La pénurie de logements en Suisse est connue de tous. Les logements locatifs sont souvent rares et les logements en propriété sont inabordables pour un large public. Une discussion factuelle sur les incitations à une utilisation plus efficiente de l’espace habitable, sur la construction de logements neufs, sur une planification durable de l’urbanisme et sur des conditions-cadres politiques ciblées serait requise dans ce contexte. Au lieu de cela, certains médias misent sur une autre recette: ils attisent délibérément l’envie et le ressentiment entre jeunes et vieux, en mettant en scène la pénurie de logements comme un prétendu conflit intergénérationnel.
Dernier exemple en date
La semaine dernière, nous avons publié notre étude immobilière sur le troisième trimestre, dans laquelle nous avons réfuté la thèse d’une vente massive imminente de logements en propriété pour des raisons démographiques. Nous avons pu démontrer que la grande majorité des propriétaires de logements resteraient dans leur bien jusqu’à la fin de leur vie et donc ne le vendraient pas, car ils en sont très satisfaits. Notre analyse n’a pas porté sur la jeune génération. Certains médias n’ont cependant pas pu s’empêcher de réprouver moralement le comportement compréhensible des seniors: Les personnes âgées préempteraient trop d’espaces habitables, alors que les jeunes n’en verraient pas la couleur. De telles simplifications sont non seulement malhonnêtes, mais elles sont aussi dangereuses pour la société.
Responsabilité des médias
Dans une société démocratique, les médias sont bien plus que de simples vecteurs d’information. Ils sont considérés comme le «quatrième pouvoir» aux côtés des pouvoirs législatif, exécutif et judiciaire et il est de leur responsabilité de fournir des comptes rendus factuels, explicatifs et descriptifs. Ils doivent faire état des dysfonctionnements, soumettre le pouvoir à un examen critique et inciter à la discussion, sans attiser le ressentiment. Mais lorsque les photos de couverture s’accompagnent de gros titres tels que les «seniors ruinent les rêves de logement des plus jeunes» ou les «jeunes familles repartent bredouilles», les médias trahissent ce mandat. Au lieu de présenter le problème dans toute sa complexité, ils le réduisent à une opposition artificielle.
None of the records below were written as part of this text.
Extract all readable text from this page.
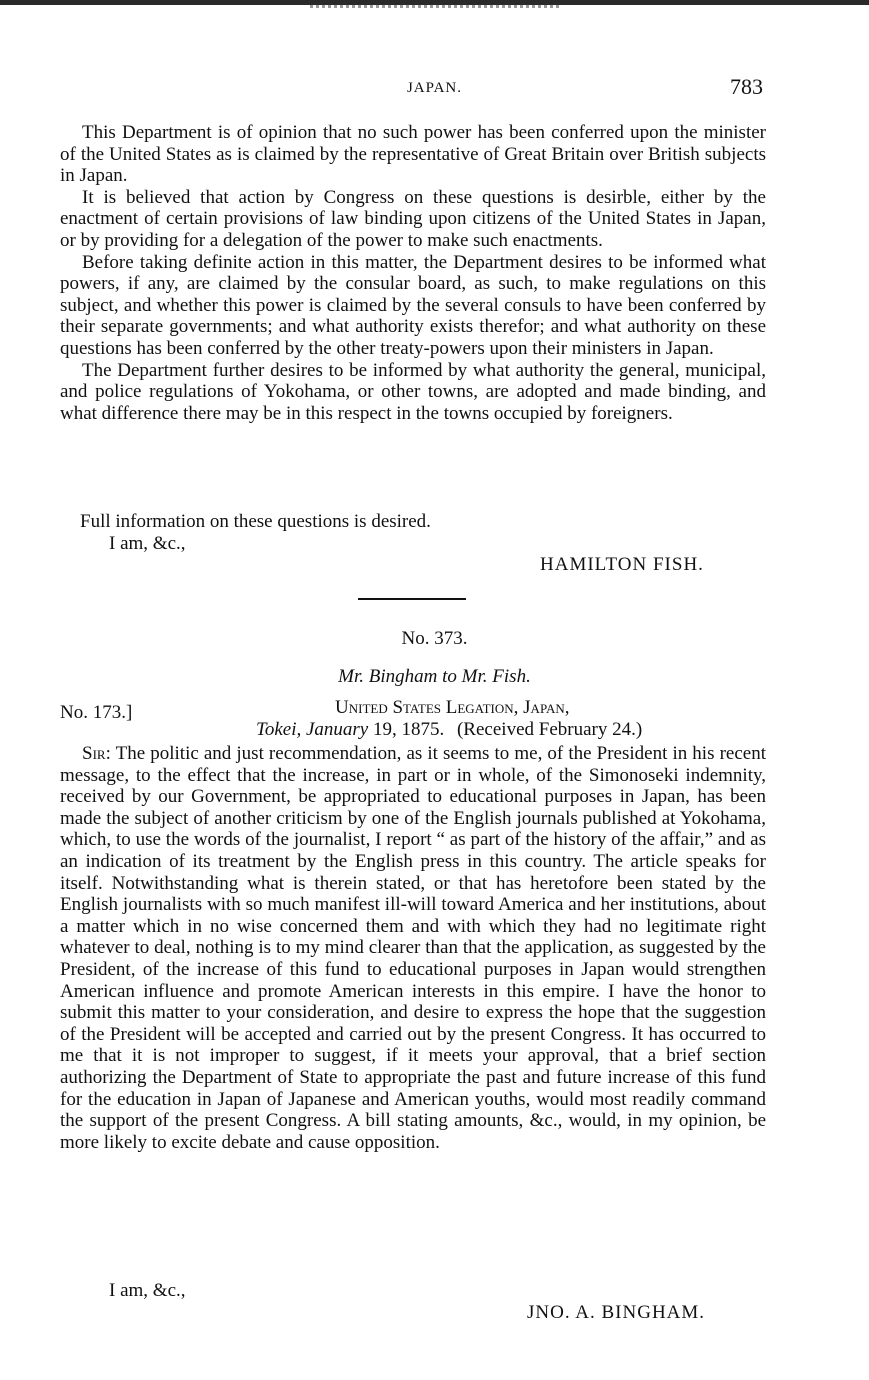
JAPAN.	783

This Department is of opinion that no such power has been conferred upon the minister of the United States as is claimed by the representative of Great Britain over British subjects in Japan.

It is believed that action by Congress on these questions is desirble, either by the enactment of certain provisions of law binding upon citizens of the United States in Japan, or by providing for a delegation of the power to make such enactments.

Before taking definite action in this matter, the Department desires to be informed what powers, if any, are claimed by the consular board, as such, to make regulations on this subject, and whether this power is claimed by the several consuls to have been conferred by their separate governments; and what authority exists therefor; and what authority on these questions has been conferred by the other treaty-powers upon their ministers in Japan.

The Department further desires to be informed by what authority the general, municipal, and police regulations of Yokohama, or other towns, are adopted and made binding, and what difference there may be in this respect in the towns occupied by foreigners.

Full information on these questions is desired.
I am, &c.,
HAMILTON FISH.
No. 373.
Mr. Bingham to Mr. Fish.
No. 173.]	United States Legation, Japan,
Tokei, January 19, 1875. (Received February 24.)

Sir: The politic and just recommendation, as it seems to me, of the President in his recent message, to the effect that the increase, in part or in whole, of the Simonoseki indemnity, received by our Government, be appropriated to educational purposes in Japan, has been made the subject of another criticism by one of the English journals published at Yokohama, which, to use the words of the journalist, I report “ as part of the history of the affair,” and as an indication of its treatment by the English press in this country. The article speaks for itself. Notwithstanding what is therein stated, or that has heretofore been stated by the English journalists with so much manifest ill-will toward America and her institutions, about a matter which in no wise concerned them and with which they had no legitimate right whatever to deal, nothing is to my mind clearer than that the application, as suggested by the President, of the increase of this fund to educational purposes in Japan would strengthen American influence and promote American interests in this empire. I have the honor to submit this matter to your consideration, and desire to express the hope that the suggestion of the President will be accepted and carried out by the present Congress. It has occurred to me that it is not improper to suggest, if it meets your approval, that a brief section authorizing the Department of State to appropriate the past and future increase of this fund for the education in Japan of Japanese and American youths, would most readily command the support of the present Congress. A bill stating amounts, &c., would, in my opinion, be more likely to excite debate and cause opposition.

I am, &c.,
JNO. A. BINGHAM.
Pourquoi les médias misent-ils sur de telles divisions? Les raisons sont évidentes: l’attention est aujourd’hui la monnaie la plus forte. Dans un univers médiatique numérique, dans lequel le nombre de clics décide des recettes publicitaires et donc de la survie économique de bon nombre de maisons d’édition, la charge émotionnelle poussée à son paroxysme devient un modèle d’affaires. Les conflits se vendent mieux que les analyses différenciées. Susciter la colère engendre des commentaires, une audience et des discussions et dans bien des cas indépendamment de la teneur des articles. A cela s’ajoute un mécanisme que la psychologie sociale connaît depuis longtemps: les gens réagissent davantage aux mauvaises nouvelles qu’aux bonnes. Certaines rédactions ont parfaitement intégré la logique cynique qui veut que «l’indignation clique». Mais ce résultat à court terme détruit la confiance à long terme dans les médias en tant qu’institution et affaiblit la cohésion sociale.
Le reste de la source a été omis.